What Is Wrong with David French?

What Is Wrong with David French? June 7, 2021

Remember the kid in high school who snitched on the other kids smoking in the bathroom? It was an awkward moment if you were friends with the snitch, and probably did not enhance warm relations (unless you were also a snitch). But was there ever any kid who praised the kid who snitched, who went out of his way to get on the side of the informant’s moral indignation, and who praised the principal for suspending the offending smokers?

Well, David French is not the snitch. He’s the student who praises the snitch and seeks the principal’s approval. Take a look for yourself:

Christians, let me ask you a question. When the #MeToo movement launched, and you learned that Harvey Weinstein was a predatory monster, what was your response? When you heard allegations rolling in against Kevin Spacey, Matt Lauer, Charlie Rose, Bryan Singer, and so many others, did you think, “Stop obsessing over scandal. Most members of the media and most folks in Hollywood are good people”? Or did you think that multiple powerful American institutions were beset with deep cultural and spiritual problems?

I know that I wrote thousands of words condemning corruption and exploitation at the highest levels of the American cultural elite. I argued that the comprehensive corruption undermined the moral authority of the progressive elite. I critiqued modern sexual morality, with a specific focus on a consent-only sexual ethic that perversely facilitates the sexualization of everyday life. Conservatives cheered those words, and I stand by those words. #MeToo did reveal moral rot.

But let’s flip it all around. When you heard about corruption and sexual misconduct at America’s largest Christian university, what did you think? What did you think when you read about the sexual scandal at Hillsong or when you learned about Ravi Zacharias’ record of abuse and his ministry’s terrible mistreatment of whistleblowers? Did you pause to consider the larger implications of a decade of sexual predation at one of America’s largest Christian camps or the camp’s efforts to intimidate and coerce victims into silence?

What do you think now, when you read Moore’s words–and when you read that they’ve been corroborated by multiple SBC insiders?

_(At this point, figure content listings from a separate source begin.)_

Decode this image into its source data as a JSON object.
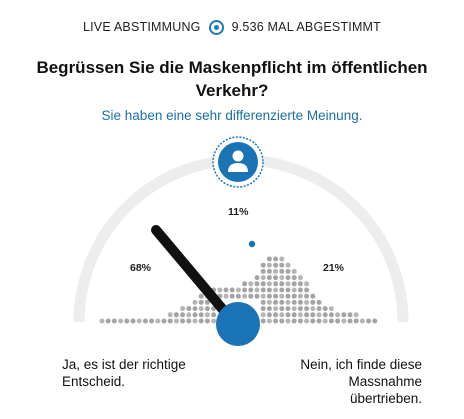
{
  "header": {
    "live_label": "LIVE ABSTIMMUNG",
    "live_icon": "radio-dot-icon",
    "vote_count": "9.536 MAL ABGESTIMMT",
    "accent_color": "#1a7ab8"
  },
  "poll": {
    "question": "Begrüssen Sie die Maskenpflicht im öffentlichen Verkehr?",
    "feedback": "Sie haben eine sehr differenzierte Meinung.",
    "avatar_icon": "user-icon",
    "results": {
      "left_percent": "68%",
      "middle_percent": "11%",
      "right_percent": "21%"
    },
    "answers": {
      "left_line1": "Ja, es ist der richtige",
      "left_line2": "Entscheid.",
      "right_line1": "Nein, ich finde diese",
      "right_line2": "Massnahme",
      "right_line3": "übertrieben."
    }
  }
}
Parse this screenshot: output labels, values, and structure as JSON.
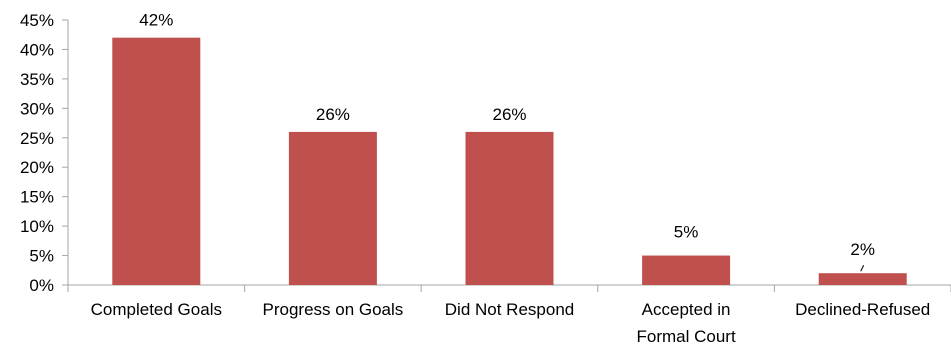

You know this reflects an unhealthy eagerness to gain the principal’s approval because the analogy between Russell Moore and Harvey Weinstein completely breaks down. What Moore did would be the equivalent of someone inside Weinstein’s company, Miramax, resigning and then releasing letter’s written to other company officers upon his or her resignation. That did not happen.

The reason it did not happen — and here’s the other way French’s grandstanding of an analogy breaks down — is because we knew the names of people like Weinstein, Lauer, Rose, and Spacey. No one needed to go back into files to produce business correspondence because the press had already taken over. In Moore’s case, all we have is his own version of events that led to his resignation. He alleges cases of abuse in SBC congregations but provides no names. He talks about SBC executives who made disparaging comments about women and people of color but mentions no names.

Why doesn’t David French criticize Russell Moore for protecting the names of offenders in the SBC? Could it be that rebuking Moore would not make French look good?